I remember the lobby, familiar and foreign at once, the marble floors I’d walked a thousand times now feeling like they belonged to someone else’s life. Staff members with red-rimmed eyes avoiding my gaze. Whispers that stopped when I walked past. The weight of their sympathy crushing me.
I remember being guided somewhere quiet, somewhere private, and then I remember nothing but grief.
My father was dead.
My father was dead, and I hadn’t been there. I’d been in the bed of a man who’d used me and discarded me, moaning his name while my father’s heart gave out.
The guilt was worse than the grief. The guilt was a living thing, wrapping around my throat and squeezing.
The days that followed blurred together.
Funeral arrangements that I moved through like a ghost. Condolence calls that I answered with words that meant nothing.
Flowers that I couldn’t look at without wanting to scream, their sickly-sweet perfume filling every room until I thought I might suffocate on it.
Clara stayed by my side through all of it, handling the details I couldn’t face, fielding the questions I couldn’t answer. She was the only reason I ate, the only reason I slept, the only reason I didn’t simply stop existing.
Where were you that night, Miss Hughes?
I was being fucked by a man who never cared about me at all.
I didn’t say that, of course. I said I’d been away, dealing with business matters. People nodded sympathetically and didn’t push. Death gave you permission to be vague.
One week after the funeral, the lawyer came.
His name was Hartley, and he’d handled my family’s legal affairs for as long as I could remember.
Gray hair, wire-rimmed glasses, the perpetually apologetic expression of a man who delivered bad news for a living.
He wore a black suit that was slightly too tight across the shoulders and carried a briefcase that looked older than I was.
“I’m sorry to do this so soon after the service, Miss Hughes.” He settled into a chair across from me in the hotel’s private office, briefcase balanced on his lap. “But there are time-sensitive provisions in your father’s will that require immediate attention.”
Clara sat beside me, her hand finding mine under the table. I squeezed it gratefully. The office still smelled like my father’s cigars, even though he hadn’t smoked one in months. The leather of his chair, now my chair, creaked when I shifted.
“Let’s get it over with,” I said.
Hartley nodded and opened his briefcase. Papers shuffled with the practiced efficiency of a man who had done this too many times. Glasses adjusted. Throat cleared.

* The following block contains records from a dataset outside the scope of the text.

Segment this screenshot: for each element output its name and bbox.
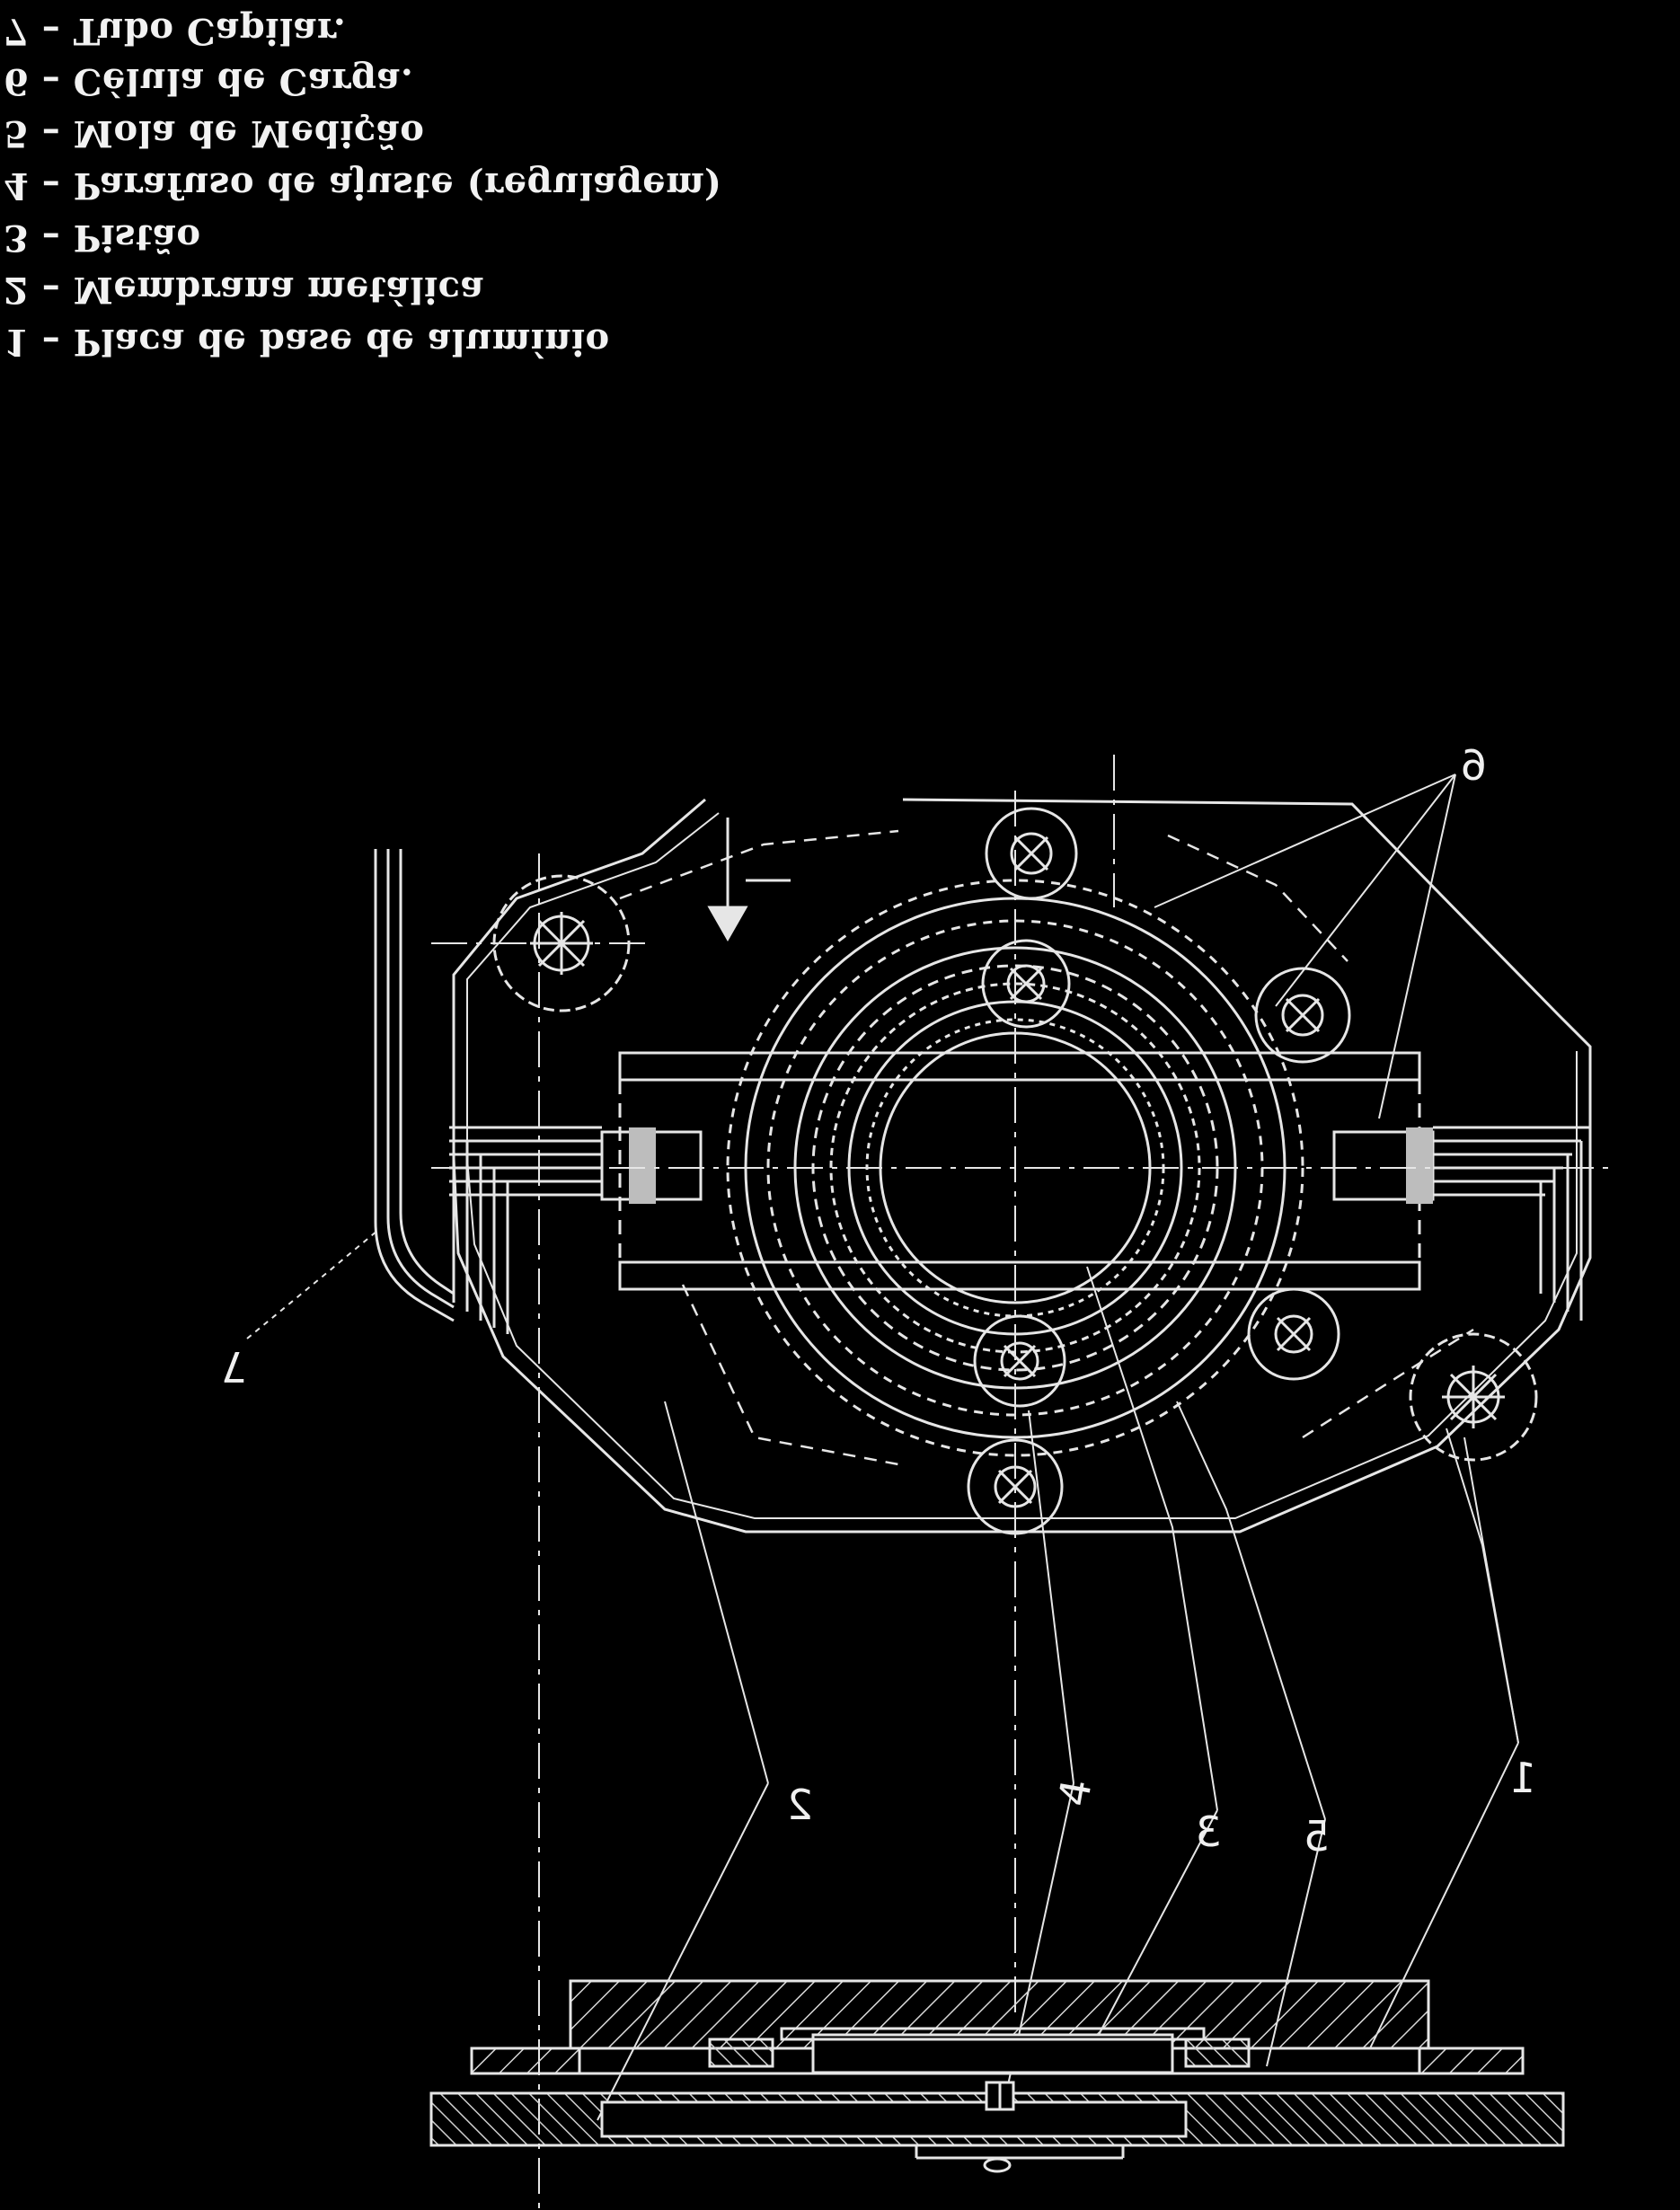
section-seal-left bbox=[708, 2038, 774, 2068]
section-flange-left-hatch bbox=[470, 2046, 581, 2075]
center-bands bbox=[618, 1051, 1421, 1291]
load-cells bbox=[449, 1126, 1590, 1334]
capillary-tube bbox=[374, 849, 455, 1322]
internal-dashed-outlines bbox=[619, 829, 1474, 1466]
leader-5 bbox=[1176, 1401, 1326, 2067]
bolt-right-lower bbox=[1247, 1287, 1340, 1381]
cross-section bbox=[429, 1979, 1565, 2173]
section-bottom-screw bbox=[983, 2157, 1012, 2173]
callout-5: 5 bbox=[1304, 1812, 1330, 1861]
section-seal-right bbox=[1184, 2038, 1251, 2068]
callout-2: 2 bbox=[787, 1781, 813, 1829]
section-flange-right-hatch bbox=[1418, 2046, 1525, 2075]
leader-2 bbox=[597, 1401, 769, 2121]
section-membrane bbox=[780, 2027, 1206, 2041]
bolt-lower bbox=[973, 1314, 1066, 1408]
bolt-right-bottom bbox=[1409, 1332, 1538, 1462]
housing-outline bbox=[452, 798, 1592, 1534]
leader-7 bbox=[246, 1230, 378, 1339]
callout-7: 7 bbox=[221, 1342, 247, 1391]
section-base-recess bbox=[600, 2100, 1188, 2138]
leader-1 bbox=[1369, 1428, 1519, 2049]
callout-6: 6 bbox=[1461, 741, 1487, 790]
bolt-right-upper bbox=[1254, 967, 1351, 1064]
load-cell-left bbox=[449, 1126, 703, 1334]
bolt-top bbox=[985, 807, 1078, 900]
section-arrow bbox=[707, 818, 791, 942]
top-view bbox=[374, 755, 1617, 2210]
load-cell-right bbox=[1332, 1126, 1590, 1321]
callout-labels: 6 7 2 4 3 5 1 bbox=[221, 741, 1536, 1861]
callout-1: 1 bbox=[1510, 1754, 1536, 1802]
callout-4: 4 bbox=[1048, 1775, 1101, 1809]
leader-6 bbox=[1154, 774, 1456, 1119]
centerlines bbox=[431, 755, 1617, 2210]
callout-3: 3 bbox=[1196, 1808, 1222, 1856]
section-piston bbox=[811, 2033, 1174, 2074]
leader-3 bbox=[1086, 1266, 1218, 2049]
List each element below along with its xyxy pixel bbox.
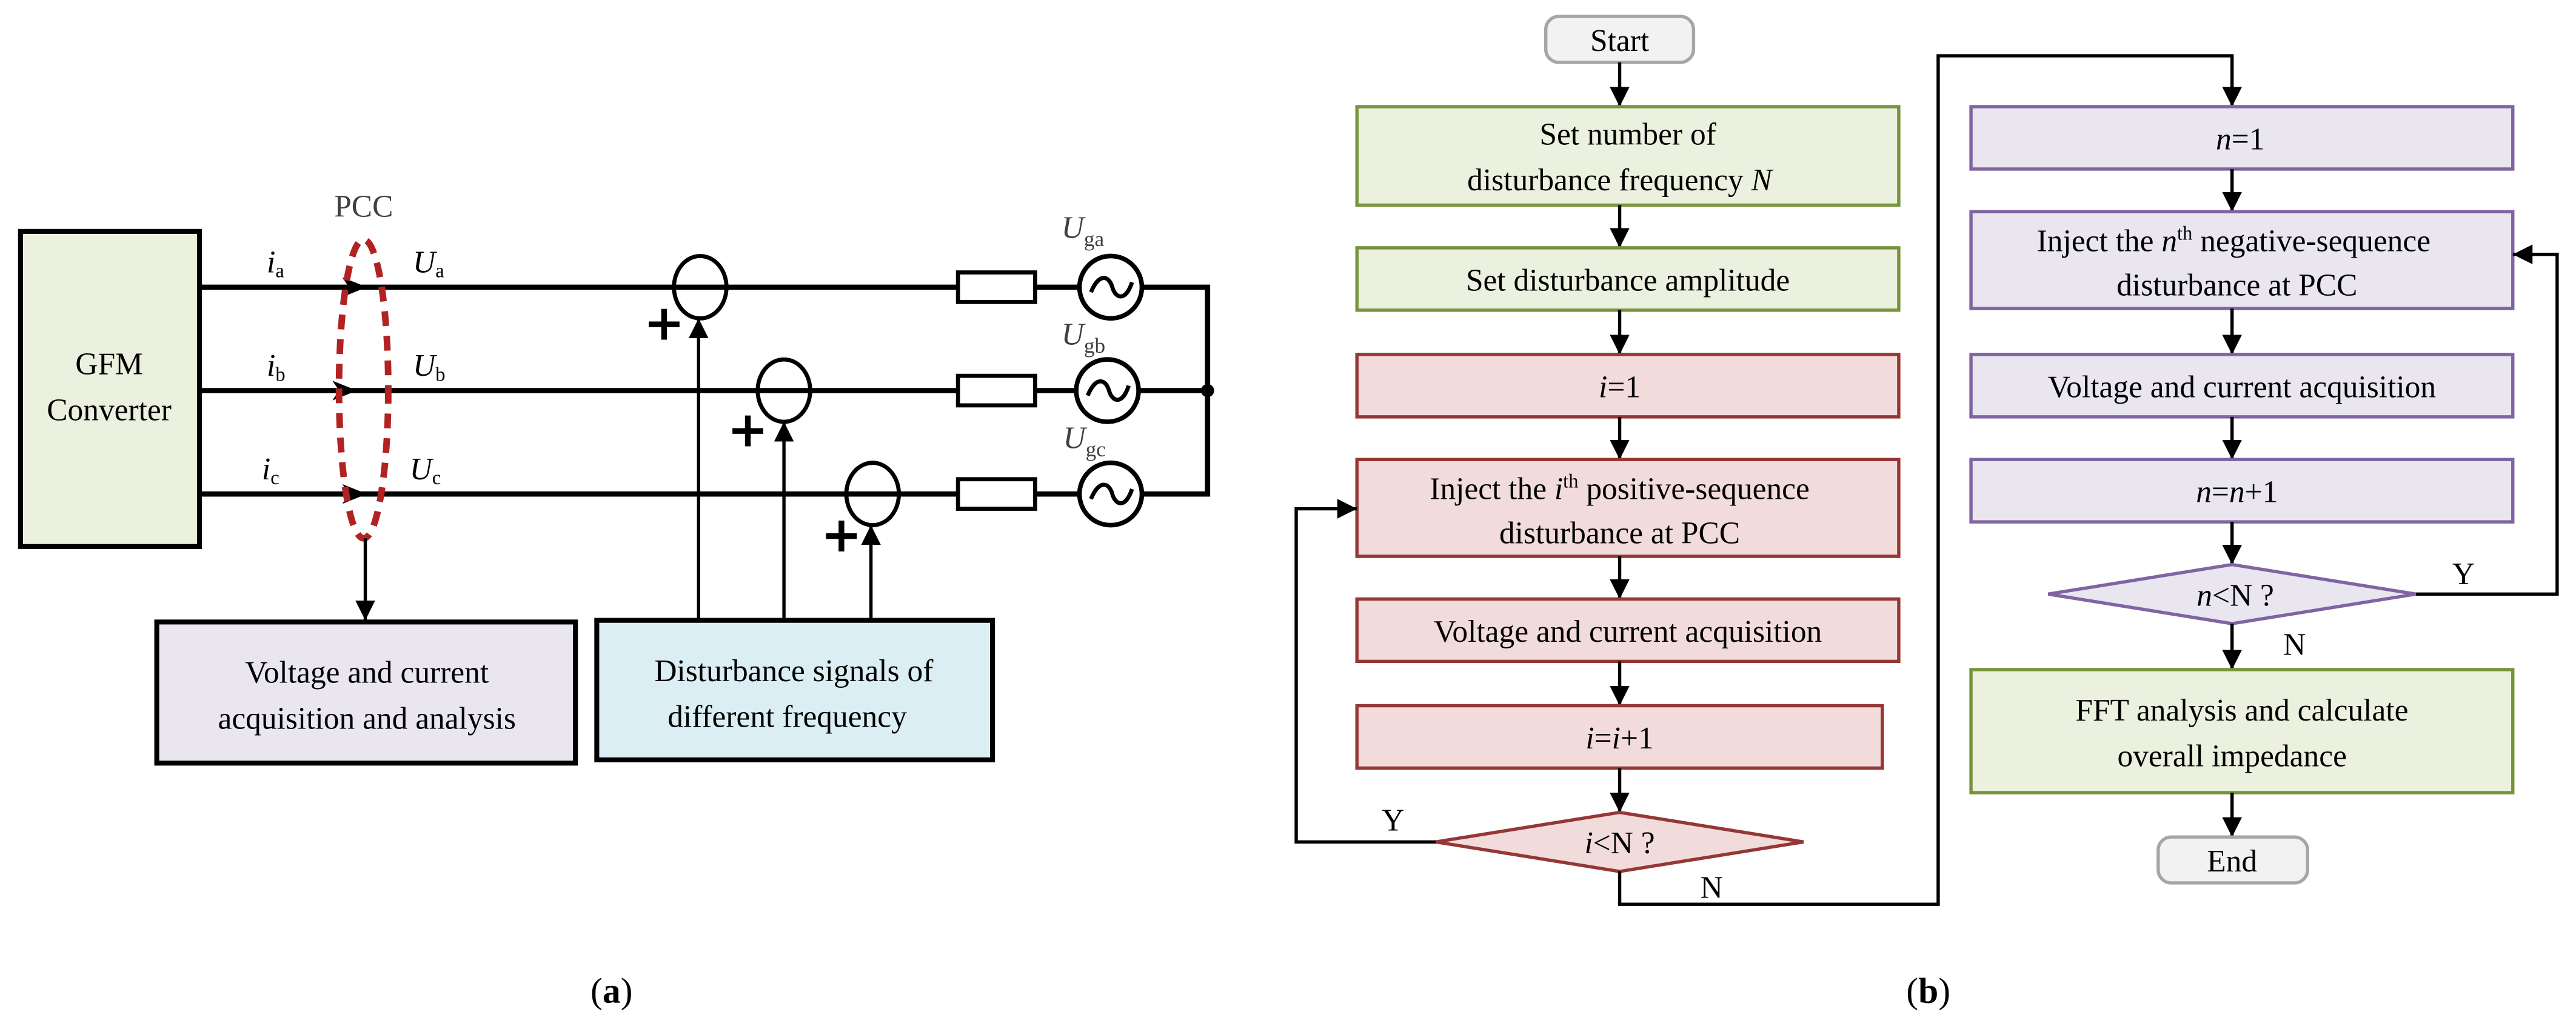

“The estate is relatively straightforward. Your father’s personal assets, including the hotel, are bequeathed to you as his sole heir.”
I waited. There was clearly more coming. Hartley’s expression had that particular tightness that meant he was about to say something I wouldn’t like.
“However.” He paused. “There is a condition attached to the hotel bequest.”
“A condition?”
“Yes.” More paper shuffling. “Your father amended his will six months ago to include a provision regarding the hotel’s ownership. Specifically, that you must be legally married within one year of his death, or the hotel will revert to a charitable trust.”
The words hit me like a physical blow. Married. Within one year. Or I lose everything.